The Fight for Reproductive Rights is an Anti-Capitalist Fight

It is possible, in a theoretical sense, that reproductive rights could be attained in a capitalist society. After all, our societies and economies are changing every day, and with that our global sociopolitical state. However, whether true, equitable, and accessible reproductive rights can be attained in practice in a capitalist society such as the ones that exist today is a different question. When healthcare is often connected to one’s income or work, how can access to reproductive healthcare in a capitalist, classist society truly be equitable?
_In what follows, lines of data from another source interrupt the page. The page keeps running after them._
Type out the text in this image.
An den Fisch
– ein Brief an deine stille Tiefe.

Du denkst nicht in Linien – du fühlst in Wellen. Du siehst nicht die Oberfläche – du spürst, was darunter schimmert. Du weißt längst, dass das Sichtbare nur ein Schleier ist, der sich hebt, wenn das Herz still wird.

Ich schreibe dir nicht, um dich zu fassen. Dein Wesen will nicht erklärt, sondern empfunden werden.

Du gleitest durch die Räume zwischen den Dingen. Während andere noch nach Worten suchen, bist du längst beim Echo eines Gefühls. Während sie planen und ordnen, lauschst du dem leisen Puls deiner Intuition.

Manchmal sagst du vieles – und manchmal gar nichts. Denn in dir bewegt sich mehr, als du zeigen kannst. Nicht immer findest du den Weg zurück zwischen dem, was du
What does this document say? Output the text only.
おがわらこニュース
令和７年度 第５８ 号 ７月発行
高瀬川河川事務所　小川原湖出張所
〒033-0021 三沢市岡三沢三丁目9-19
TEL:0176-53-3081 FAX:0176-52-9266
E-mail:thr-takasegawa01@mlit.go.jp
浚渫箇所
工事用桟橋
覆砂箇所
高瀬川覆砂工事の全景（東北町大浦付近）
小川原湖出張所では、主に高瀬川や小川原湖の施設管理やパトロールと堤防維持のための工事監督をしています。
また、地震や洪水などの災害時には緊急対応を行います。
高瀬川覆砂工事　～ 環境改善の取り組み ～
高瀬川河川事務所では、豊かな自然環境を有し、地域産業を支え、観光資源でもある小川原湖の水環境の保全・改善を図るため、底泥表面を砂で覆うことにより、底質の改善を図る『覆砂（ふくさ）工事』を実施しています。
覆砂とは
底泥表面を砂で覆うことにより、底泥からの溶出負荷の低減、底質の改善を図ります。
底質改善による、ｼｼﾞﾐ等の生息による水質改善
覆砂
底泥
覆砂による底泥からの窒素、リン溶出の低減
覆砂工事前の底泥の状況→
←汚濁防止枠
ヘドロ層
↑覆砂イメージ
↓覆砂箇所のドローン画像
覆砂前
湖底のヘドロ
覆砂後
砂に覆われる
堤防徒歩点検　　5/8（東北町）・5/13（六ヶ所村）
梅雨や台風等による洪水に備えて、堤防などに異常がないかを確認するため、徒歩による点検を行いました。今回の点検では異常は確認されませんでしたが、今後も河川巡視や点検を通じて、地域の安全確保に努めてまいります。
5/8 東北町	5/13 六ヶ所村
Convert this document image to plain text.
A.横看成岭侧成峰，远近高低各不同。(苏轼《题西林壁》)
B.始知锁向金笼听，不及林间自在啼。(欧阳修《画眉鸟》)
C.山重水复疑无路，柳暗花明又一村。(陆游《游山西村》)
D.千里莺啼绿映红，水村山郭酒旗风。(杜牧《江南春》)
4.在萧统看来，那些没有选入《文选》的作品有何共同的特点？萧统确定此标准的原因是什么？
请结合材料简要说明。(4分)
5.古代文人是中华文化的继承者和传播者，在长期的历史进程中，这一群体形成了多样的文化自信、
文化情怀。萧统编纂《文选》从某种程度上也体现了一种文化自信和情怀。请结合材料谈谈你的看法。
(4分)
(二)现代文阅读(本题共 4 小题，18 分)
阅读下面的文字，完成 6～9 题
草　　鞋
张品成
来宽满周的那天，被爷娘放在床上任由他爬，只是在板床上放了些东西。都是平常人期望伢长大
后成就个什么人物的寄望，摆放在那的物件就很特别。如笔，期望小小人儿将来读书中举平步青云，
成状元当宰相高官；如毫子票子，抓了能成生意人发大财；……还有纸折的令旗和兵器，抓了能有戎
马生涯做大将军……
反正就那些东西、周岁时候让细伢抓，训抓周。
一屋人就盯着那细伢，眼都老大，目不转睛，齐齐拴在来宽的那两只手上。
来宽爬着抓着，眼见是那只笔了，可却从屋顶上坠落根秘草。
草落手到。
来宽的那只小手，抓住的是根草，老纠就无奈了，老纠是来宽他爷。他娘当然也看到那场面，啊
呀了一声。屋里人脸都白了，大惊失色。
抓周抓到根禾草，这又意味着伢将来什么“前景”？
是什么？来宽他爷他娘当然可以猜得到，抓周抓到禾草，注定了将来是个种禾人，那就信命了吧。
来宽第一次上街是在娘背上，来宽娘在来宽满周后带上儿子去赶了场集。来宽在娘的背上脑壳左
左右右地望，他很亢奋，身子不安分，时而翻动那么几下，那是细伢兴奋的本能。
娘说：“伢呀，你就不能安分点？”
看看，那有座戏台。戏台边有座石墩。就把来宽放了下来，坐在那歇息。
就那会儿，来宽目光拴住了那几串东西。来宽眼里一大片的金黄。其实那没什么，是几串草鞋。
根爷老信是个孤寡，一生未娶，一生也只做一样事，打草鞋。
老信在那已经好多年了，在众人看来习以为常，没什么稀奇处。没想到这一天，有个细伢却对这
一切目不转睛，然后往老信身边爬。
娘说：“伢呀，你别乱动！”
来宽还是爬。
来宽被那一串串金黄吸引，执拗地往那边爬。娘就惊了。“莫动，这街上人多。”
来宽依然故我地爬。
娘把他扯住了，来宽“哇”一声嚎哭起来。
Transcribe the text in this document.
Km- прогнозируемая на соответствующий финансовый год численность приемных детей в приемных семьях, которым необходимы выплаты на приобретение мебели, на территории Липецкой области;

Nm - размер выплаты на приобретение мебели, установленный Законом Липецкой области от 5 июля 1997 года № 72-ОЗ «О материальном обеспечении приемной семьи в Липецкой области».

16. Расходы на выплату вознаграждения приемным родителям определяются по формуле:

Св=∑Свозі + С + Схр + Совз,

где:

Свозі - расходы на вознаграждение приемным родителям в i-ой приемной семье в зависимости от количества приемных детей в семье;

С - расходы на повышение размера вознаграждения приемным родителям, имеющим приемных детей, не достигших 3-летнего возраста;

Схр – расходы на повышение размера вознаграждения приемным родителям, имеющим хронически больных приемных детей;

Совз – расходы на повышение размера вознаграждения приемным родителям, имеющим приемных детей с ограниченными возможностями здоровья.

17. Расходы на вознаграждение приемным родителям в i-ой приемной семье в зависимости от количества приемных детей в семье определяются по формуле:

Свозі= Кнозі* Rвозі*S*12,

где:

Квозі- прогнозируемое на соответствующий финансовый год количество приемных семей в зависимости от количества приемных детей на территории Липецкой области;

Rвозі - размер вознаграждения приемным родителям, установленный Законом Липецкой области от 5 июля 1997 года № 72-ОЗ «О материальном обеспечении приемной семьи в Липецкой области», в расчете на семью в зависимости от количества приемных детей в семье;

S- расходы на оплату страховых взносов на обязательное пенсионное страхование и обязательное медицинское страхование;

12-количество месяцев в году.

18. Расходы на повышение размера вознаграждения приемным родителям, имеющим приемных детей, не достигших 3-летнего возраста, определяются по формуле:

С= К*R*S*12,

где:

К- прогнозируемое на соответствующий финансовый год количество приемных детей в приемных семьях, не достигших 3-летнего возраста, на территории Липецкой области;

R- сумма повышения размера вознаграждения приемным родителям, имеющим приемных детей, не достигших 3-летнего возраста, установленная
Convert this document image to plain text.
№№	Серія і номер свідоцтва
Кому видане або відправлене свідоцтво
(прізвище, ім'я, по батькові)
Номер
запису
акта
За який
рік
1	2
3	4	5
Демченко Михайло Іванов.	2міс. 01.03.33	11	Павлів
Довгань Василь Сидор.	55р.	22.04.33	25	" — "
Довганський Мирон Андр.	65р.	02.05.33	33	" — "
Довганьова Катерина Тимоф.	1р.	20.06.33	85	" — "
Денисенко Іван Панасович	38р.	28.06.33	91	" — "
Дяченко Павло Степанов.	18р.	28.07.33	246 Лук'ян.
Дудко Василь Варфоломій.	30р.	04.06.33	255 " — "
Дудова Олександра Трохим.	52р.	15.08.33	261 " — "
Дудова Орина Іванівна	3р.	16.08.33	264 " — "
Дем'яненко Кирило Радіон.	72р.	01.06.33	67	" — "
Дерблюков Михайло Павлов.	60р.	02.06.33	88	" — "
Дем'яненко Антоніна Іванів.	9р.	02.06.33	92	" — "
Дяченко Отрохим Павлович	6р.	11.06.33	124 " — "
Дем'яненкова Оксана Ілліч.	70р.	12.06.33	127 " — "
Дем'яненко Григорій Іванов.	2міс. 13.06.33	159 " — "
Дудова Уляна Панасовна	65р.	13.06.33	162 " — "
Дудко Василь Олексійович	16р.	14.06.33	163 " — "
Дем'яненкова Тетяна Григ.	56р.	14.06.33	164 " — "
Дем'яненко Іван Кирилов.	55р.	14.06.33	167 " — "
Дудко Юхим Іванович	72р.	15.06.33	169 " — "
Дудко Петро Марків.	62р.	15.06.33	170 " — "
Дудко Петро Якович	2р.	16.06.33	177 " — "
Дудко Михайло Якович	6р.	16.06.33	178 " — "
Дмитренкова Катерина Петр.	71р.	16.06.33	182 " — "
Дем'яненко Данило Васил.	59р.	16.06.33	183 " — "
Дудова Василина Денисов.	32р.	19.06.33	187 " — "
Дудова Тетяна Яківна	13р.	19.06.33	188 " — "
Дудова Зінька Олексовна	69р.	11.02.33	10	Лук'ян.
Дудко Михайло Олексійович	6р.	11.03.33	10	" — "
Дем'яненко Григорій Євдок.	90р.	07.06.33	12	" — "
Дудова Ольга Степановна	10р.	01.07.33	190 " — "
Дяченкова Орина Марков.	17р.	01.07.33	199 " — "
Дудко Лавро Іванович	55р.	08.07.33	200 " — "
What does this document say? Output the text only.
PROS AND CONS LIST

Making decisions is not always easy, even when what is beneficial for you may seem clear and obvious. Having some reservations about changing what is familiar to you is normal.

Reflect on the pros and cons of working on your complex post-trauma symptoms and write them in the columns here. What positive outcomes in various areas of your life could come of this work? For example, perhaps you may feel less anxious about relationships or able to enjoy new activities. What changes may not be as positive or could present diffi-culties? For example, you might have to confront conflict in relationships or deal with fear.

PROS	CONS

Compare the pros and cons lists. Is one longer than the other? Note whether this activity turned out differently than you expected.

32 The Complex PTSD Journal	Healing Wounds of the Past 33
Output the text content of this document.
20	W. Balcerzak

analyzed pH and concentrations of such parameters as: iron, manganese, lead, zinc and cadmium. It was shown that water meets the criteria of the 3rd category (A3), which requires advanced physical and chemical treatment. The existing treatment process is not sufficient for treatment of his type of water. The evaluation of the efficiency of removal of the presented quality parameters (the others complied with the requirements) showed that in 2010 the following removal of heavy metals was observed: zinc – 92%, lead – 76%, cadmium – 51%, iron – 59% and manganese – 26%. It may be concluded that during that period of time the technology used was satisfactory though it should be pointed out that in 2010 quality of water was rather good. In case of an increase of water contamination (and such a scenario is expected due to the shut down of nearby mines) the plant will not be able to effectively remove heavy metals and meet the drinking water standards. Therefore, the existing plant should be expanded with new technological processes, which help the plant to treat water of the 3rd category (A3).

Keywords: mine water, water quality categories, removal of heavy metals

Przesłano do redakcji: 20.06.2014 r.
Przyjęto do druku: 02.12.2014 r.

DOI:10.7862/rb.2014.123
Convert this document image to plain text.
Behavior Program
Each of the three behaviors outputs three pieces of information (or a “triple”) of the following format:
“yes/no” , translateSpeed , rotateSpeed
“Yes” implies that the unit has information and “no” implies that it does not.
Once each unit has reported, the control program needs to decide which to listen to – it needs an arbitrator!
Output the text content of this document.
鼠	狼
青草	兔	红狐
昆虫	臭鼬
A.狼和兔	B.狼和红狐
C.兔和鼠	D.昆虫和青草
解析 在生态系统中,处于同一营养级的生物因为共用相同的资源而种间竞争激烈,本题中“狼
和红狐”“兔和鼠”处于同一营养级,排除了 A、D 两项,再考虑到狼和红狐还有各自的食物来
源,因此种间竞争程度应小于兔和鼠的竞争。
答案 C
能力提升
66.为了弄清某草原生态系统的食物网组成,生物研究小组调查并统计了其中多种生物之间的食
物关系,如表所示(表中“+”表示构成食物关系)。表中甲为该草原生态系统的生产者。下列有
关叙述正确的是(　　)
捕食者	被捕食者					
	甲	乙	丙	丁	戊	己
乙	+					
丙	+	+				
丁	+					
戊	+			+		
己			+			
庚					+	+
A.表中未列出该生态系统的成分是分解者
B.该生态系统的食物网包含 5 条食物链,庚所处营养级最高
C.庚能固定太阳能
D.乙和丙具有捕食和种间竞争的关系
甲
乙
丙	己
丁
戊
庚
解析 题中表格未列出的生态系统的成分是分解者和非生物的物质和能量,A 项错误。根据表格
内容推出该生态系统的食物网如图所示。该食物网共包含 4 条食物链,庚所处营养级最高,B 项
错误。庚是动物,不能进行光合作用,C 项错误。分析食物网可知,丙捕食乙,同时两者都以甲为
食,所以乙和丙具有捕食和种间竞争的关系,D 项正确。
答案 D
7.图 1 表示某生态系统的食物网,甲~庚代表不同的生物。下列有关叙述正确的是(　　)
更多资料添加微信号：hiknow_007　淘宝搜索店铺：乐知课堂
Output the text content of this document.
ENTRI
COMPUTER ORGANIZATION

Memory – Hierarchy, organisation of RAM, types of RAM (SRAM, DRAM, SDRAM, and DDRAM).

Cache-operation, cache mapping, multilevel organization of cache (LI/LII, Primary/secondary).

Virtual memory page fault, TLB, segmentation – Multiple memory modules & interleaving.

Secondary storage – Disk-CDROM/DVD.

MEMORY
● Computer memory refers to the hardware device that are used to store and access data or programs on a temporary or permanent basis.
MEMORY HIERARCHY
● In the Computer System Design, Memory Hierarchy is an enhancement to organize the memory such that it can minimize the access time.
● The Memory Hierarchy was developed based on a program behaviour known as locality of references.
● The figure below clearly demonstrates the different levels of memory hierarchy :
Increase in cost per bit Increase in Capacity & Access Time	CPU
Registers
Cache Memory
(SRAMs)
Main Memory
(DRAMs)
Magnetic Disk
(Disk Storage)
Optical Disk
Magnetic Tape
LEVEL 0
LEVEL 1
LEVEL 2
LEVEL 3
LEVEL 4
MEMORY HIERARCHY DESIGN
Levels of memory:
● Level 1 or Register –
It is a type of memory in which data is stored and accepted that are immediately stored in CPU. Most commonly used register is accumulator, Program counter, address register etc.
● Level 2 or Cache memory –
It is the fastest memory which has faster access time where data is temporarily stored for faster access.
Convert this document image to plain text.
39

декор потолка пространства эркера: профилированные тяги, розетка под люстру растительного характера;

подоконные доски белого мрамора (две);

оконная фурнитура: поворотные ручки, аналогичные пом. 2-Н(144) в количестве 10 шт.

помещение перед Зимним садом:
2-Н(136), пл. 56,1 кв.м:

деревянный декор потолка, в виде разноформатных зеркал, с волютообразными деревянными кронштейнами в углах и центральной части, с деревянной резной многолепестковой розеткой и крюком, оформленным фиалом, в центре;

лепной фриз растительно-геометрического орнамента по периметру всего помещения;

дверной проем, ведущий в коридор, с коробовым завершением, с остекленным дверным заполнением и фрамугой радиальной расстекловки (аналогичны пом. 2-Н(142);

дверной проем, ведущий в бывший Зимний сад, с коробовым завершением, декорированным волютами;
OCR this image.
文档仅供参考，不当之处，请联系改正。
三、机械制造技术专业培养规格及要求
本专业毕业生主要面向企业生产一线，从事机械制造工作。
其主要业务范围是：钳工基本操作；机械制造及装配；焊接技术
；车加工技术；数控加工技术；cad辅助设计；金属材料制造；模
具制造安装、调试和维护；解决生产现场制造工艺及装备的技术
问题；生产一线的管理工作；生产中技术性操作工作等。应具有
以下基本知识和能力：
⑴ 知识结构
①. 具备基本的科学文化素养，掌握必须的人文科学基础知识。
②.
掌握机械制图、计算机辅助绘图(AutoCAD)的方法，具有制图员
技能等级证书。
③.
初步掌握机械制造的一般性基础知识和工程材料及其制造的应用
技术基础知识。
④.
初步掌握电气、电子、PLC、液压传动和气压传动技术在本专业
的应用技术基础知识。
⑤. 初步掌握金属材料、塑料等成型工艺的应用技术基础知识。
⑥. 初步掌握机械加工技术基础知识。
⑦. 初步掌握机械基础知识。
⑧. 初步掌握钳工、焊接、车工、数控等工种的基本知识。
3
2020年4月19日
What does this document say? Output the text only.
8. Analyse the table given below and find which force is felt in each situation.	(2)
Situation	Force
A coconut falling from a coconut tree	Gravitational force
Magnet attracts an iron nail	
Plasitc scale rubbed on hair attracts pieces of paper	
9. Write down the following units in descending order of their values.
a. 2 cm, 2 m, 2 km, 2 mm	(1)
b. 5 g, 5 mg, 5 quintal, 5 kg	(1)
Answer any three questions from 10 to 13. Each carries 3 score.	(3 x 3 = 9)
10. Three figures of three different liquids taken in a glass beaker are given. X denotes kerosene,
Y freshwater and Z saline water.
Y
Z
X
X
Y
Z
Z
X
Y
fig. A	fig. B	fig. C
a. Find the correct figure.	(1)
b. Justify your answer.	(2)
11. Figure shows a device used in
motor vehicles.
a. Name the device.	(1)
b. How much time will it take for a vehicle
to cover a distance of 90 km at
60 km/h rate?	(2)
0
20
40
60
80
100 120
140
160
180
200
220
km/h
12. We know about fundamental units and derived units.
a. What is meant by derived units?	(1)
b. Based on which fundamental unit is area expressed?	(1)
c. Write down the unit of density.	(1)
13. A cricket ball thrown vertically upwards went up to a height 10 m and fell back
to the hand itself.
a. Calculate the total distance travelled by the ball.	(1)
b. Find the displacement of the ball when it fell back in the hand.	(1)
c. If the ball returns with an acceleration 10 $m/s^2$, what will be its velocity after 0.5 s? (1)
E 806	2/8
Many radical feminists and Marxist thinkers- such as the ones quoted in this paper- believe that reproductive rights are truly attainable only with a new mode of production. The fight for reproductive rights needs to be class-oriented and anti-capitalist. Capitalist modes of production based on extreme inequality and exploitation persist because of ruling institutions, political systems, ideas, and traditions that protect and rationalize these economic processes (Liberation School). With this rationalization of capitalism comes a rationalizing of patriarchy, and the legitimation of the reproductive suppression of women and individuals with uteruses. So how do we end patriarchy under capitalism if it is so embedded at every level of the capitalist system? This larger question applies to reproductive rights as well, and begs the question if we can ever fight for reproductive rights under a patriarchal, capitalist system. True reproductive liberation also involves freedom from racism, sexism, homophobia, transphobia, ableism and anti-worker and anti-immigrant ideas and policies. Unfortunately, these discriminatory ideologies are embedded within the capitalist system and promoted by the capitalist class to divide society. It is crucial that the struggle for reproductive justice be aimed at the capitalist system: a primary cause of all oppression, exploitation, and inequality.


Conclusion

Capitalism and patriarchy have been intertwined throughout history. Capitalism functions on the reproductive exploitation of women and their bodies. So, it is near impossible to achieve reproductive rights in a capitalist system such as in the U.S. While capitalism manifests in different ways, patriarchal and reproductive oppression have been part of the capitalist superstructure since the dawn of class society. As such, the fight for reproductive rights is a fight against capitalism. Recognizing this relation between capitalism and conducting this discourse is the first step to strategizing how we can combat capitalist influence to achieve true reproductive rights.